Sunday, April 28, 2013

Frank Zappa • Uncle Meat

★★★★★

   After the students' revolt in late 60’s, many hidden issues in politics, education, economics and social life came to light. The necessity of rebuilding some elements of culture became apparent. Some processes of fighting against injustice, segregation or unequal rights were taking place for decades; in sixties moving towards civil rights and social liberation were already quite well underway. With great expectations for the future, artists were trying to free social memory of cold war propaganda and imperial ideology. This was the perfect time to show the world the mirror and even most advanced artistic experiments were absorbed by more and more open society. But even then many noble idealists were unreasonably hopeful, escaping into naïve expectations, and the tragic existence on the edge was a final argument protecting them against absurdity.
   Frank Zappa was clearheaded rationalist from his very beginnings. He started with dual musical creation, from one side there was fusion music with some concepts of avant-garde compositions, elements of jazz, and from the other side with songs about popular culture being more sardonic than satirical or critical. Sometimes he was more composer, sometimes more lyricist and songwriter, sometimes just performer. His shows with Mothers of Invention became famous. One of most complex work were his musical movie projects giving him grounds for joining different musical elements and traditions. It is best feature of early Zappa’s works he was enough complex to be inspiring from every point of view. He was acting as a romantic composer using folk tunes and motifs to build advanced constructions, so he was using popular music and many other genres and artifacts to create his own, original, yet somehow decadent vision.

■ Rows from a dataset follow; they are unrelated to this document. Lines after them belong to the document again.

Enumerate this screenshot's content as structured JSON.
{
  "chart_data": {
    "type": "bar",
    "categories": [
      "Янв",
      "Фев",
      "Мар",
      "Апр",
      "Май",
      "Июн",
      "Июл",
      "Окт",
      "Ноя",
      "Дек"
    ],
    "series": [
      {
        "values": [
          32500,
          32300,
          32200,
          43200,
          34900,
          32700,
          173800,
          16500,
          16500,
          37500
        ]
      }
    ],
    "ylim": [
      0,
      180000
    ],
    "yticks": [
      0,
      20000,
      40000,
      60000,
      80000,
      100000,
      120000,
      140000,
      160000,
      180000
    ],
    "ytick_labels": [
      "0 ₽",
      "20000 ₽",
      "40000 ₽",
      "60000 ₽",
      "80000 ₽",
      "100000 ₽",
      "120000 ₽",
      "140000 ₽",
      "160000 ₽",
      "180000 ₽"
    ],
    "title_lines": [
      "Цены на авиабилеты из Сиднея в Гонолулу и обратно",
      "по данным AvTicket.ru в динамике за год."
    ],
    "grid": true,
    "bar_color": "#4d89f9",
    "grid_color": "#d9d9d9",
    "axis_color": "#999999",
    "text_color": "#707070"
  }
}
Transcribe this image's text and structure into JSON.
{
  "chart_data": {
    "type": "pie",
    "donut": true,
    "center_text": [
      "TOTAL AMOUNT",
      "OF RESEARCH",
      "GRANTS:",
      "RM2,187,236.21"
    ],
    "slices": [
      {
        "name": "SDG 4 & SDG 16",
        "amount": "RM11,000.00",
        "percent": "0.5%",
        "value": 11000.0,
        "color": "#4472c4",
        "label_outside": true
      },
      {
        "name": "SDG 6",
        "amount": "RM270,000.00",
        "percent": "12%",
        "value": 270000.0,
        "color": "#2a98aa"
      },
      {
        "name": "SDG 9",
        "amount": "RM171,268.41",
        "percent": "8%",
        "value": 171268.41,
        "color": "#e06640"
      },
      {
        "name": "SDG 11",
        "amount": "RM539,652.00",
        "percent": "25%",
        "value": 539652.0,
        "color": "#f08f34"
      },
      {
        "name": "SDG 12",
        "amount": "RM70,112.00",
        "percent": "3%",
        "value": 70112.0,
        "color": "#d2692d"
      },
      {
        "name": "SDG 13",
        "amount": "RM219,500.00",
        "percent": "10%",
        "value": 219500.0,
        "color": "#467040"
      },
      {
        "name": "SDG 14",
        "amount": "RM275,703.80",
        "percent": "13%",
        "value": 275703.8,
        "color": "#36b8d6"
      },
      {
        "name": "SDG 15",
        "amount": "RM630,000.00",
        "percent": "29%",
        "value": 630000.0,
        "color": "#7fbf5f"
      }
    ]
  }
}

Frank Zappa & Mothers of Invention – Uncle Meat (1969)

   The sixth Frank Zappa album Uncle Meat was copyrighted in 1968 and released in March 1969. Surprisingly this album was selling much better than many other records with big “commercial potential” and Uncle Meat in short time reached the peak on 43rd position of US album chart. This was probably due to good reception of previous albums but in fact this double LP issue was perfectly produced and seemingly more indiscrete while heterogenic and complex. Under the title Uncle Meat printed with Old English typeface there was a subtitle stated: Most of the music from The Mother’s movie of the same name which we haven’t got enough money to finish yet. The material made for the movie Uncle Meat was reedited as a documentary in kind “making of” and published on videocassette in 1987. Also a CD edition was augmented with more than forty minutes of soundtrack excerpts (predominantly dialogues) and song Tengo Na Minchia Tanta recorded in 1982 with singer Massimo Bassoli.
   The original idea of Uncle Meat album looks as the perfect bunch of various ambitions. Sometime surrealistic lyrics were more readable in era of psychedelic rock but all spoken fragments were clearly taken from movie soundtrack. Experiments with tape, percussion and noise, modal scales and complex rhythms, multitrack recording, these entire elements make some fragments of this album can be quite a challenge for listeners with prejudices. What was avant-garde in sixties, today sounds as classical, well balanced concert music. Original and creative combination of traditional instruments and electronics, complex structures developed from simple melodic motifs, resignation of diatonic function in harmonics and the use of techniques of serialism, all this make the music of the Uncle Meat album one of most interesting documents of its time. Without fail it should be regarded as a serious composition. This is why the original album deserves five out of five stars.